The term functional safety (FuSa) is defined by ISO 26262 as the absence of unacceptable risk due to hazards caused by malfunctioning behavior of E/E (electrical and/or electronic) systems.
Related to hardware elements, the goals are to prevent systematic design failures and detect and control random hardware faults. Systematic faults occur during the development and manufacturing phases of the automotive design lifecycle. Random hardware faults appear during the lifetime of the hardware component in operation and are caused by random defects or aging.
Systematic faults are assessed qualitatively using safety analysis techniques such as FMEA (failure mode and effect analysis). Preventing systematic faults requires a systematic design approach following well-trusted design principles, verification and test.
Random hardware faults are assessed quantitatively using FMEDA (failure mode, effect and diagnostic analysis) to prove that the design achieves target ASIL (automotive safety integrity level).
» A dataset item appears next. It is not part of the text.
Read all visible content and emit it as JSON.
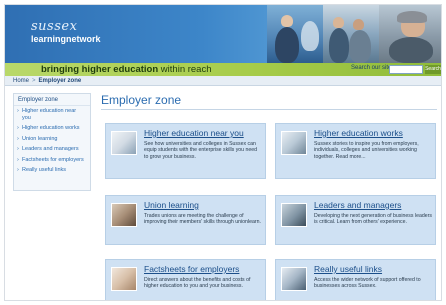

Random hardware faults are classified as either permanent faults, such as opens or shorts, or transient faults, such as temporary bit flips due to ionized radiation. They are detected and mitigated by safety mechanisms. There are a variety of hardware FuSa mechanisms such as techniques that leverage redundancy and comparators or majority voters such as dual core lockstep (DCLS) and triple mode/modular redundancy (TMR), or built-in self-tests (BIST) such as Logic BIST (LBIST) or Memory BIST (MBIST).